И Абросимов, склонив голову набок, заскрипел пером. «Что ему нужно?» подумал Дмитрий Алексеевич.
В эту минуту открылась дверь и в кабинет, держа руку в кармане, степенно вошел пожилой, добродушный майор с желтоватым, водянистым лицом начальник Абросимова. Он любил лично принять участие в допросе и всегда путал карты капитану — вспугивал его голубей. Вот и сейчас он подошел к Абросимову и через его плечо стал читать протокол допроса.

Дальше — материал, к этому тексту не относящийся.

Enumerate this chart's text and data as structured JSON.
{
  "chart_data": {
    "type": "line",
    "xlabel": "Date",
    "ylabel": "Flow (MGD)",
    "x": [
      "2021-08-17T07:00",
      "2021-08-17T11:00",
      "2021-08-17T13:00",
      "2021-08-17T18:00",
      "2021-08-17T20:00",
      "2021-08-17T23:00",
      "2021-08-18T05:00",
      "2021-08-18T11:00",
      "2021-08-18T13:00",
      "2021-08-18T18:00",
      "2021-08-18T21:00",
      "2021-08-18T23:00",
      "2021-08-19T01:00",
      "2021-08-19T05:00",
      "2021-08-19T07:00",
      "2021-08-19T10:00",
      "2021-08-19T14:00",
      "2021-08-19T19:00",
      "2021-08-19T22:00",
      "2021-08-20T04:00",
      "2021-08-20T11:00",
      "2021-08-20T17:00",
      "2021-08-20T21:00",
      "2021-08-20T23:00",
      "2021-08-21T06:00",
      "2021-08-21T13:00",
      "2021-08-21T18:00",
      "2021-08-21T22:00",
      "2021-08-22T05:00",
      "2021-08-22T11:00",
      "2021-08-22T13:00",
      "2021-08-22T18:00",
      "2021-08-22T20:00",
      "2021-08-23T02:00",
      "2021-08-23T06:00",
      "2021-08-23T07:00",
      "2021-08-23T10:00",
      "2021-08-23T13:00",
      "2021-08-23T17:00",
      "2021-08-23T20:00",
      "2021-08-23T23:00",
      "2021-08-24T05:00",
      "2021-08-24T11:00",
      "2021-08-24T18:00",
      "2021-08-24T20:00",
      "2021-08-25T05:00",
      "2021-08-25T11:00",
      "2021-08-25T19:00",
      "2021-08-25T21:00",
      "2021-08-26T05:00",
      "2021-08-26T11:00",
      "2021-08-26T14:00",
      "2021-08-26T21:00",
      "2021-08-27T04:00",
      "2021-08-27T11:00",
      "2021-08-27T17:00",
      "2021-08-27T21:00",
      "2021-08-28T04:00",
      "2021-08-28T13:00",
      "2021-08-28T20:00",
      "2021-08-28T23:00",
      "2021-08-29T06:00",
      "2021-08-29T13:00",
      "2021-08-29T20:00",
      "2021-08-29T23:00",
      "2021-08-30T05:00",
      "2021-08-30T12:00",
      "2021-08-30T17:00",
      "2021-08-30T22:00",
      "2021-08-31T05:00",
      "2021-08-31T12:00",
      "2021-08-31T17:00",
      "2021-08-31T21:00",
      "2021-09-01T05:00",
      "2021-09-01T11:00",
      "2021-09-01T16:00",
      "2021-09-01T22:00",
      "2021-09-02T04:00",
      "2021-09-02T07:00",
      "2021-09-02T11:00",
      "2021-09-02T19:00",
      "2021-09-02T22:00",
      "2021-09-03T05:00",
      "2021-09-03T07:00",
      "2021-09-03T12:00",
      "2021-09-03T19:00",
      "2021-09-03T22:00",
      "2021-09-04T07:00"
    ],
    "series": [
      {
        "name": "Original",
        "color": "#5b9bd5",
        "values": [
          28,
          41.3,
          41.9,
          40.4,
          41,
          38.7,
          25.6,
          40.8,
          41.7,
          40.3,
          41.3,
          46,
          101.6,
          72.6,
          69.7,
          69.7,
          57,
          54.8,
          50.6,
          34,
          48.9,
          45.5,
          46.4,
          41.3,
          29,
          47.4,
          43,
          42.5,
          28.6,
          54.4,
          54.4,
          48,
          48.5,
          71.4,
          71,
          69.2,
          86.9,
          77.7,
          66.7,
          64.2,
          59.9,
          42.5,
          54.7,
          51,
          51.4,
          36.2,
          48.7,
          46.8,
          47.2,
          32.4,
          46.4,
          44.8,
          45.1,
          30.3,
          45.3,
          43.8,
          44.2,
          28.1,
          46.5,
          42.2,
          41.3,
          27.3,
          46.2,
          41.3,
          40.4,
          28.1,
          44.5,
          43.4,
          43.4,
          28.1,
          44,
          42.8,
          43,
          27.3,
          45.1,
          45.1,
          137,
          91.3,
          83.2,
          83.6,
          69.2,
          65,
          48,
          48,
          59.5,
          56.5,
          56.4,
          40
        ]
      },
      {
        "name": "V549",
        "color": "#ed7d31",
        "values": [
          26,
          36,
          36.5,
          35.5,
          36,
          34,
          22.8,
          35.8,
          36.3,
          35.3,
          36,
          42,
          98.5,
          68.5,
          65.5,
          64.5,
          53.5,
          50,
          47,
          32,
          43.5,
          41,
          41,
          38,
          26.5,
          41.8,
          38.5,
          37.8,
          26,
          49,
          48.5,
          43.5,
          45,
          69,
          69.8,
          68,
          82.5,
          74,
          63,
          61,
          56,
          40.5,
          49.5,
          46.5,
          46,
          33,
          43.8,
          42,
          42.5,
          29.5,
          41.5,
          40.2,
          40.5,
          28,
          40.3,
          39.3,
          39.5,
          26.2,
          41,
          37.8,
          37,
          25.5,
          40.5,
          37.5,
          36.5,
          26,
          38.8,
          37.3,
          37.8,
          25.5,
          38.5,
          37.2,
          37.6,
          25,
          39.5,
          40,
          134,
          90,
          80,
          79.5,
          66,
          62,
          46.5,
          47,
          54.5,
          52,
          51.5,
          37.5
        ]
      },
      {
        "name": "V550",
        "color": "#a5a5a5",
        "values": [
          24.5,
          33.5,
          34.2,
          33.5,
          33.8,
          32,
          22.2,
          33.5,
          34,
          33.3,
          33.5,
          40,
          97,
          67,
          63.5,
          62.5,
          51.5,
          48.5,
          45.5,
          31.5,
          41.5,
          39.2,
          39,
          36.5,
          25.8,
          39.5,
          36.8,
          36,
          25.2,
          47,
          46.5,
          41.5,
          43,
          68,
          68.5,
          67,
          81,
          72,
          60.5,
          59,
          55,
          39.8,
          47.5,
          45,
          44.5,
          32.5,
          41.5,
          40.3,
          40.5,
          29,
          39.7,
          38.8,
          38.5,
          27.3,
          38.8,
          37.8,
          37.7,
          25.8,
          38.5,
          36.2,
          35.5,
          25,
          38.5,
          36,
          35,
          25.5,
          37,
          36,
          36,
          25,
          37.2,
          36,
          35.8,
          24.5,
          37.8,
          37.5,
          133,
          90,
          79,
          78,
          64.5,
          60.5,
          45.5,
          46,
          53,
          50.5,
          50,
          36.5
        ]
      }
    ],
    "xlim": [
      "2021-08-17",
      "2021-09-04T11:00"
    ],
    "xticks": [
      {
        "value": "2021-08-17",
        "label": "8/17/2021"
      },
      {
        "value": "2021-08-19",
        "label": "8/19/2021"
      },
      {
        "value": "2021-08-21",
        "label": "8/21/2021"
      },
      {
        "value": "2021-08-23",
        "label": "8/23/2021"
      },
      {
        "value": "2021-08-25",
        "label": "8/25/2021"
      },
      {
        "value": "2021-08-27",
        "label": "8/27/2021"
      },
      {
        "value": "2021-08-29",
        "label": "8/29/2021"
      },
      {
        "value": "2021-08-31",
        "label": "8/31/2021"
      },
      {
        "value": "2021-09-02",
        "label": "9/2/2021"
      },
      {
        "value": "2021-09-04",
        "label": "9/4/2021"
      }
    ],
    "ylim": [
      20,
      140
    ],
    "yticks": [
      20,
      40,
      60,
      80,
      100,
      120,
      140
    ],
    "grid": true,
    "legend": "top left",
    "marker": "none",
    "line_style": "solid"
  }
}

— Темнишь, Лопаткин, темнишь, — сказал он, выходя из-за стола.
Абросимов побледнел и двинул ноздрями. Дмитрий Алексеевич сощурился, посмотрел на майора с холодным любопытством и ничего не сказал.
— Да, — сказал майор и прошелся по кабинету. — Не годится, Лопаткин, государственную тайну разглашать. Враг только и ждет, чтобы такие вот… Которые свои личные интересы ставят превыше государства.
«Вот оно что-о-о!» — подумал Дмитрий Алексеевич.
— Но ведь она же соавтор! — закричал он.
— Брось ты, Лопаткин, вола вертеть, — сказал майор. — Небось щупача ей каждый день устраивал. Порисуешь часок-другой — и щупача! Давай, Абросимов, нечего церемониться с ними. А то они тебе наговорят здесь…
Когда он ушел, Абросимов некоторое время помолчал, как бы приходя в себя. Потом посмотрел на Дмитрия Алексеевича.
— Вы были предупреждены о том, что работа ваша секретная?
— Был. Но я считаю, что авторы в силу своего положения не могут не знать того, над чем они работают.
— Опять авторы. Значит, вы настаиваете на том, что Дроздова является вашим соавтором?
— Совершенно верно! — подтвердил Дмитрий Алексеевич.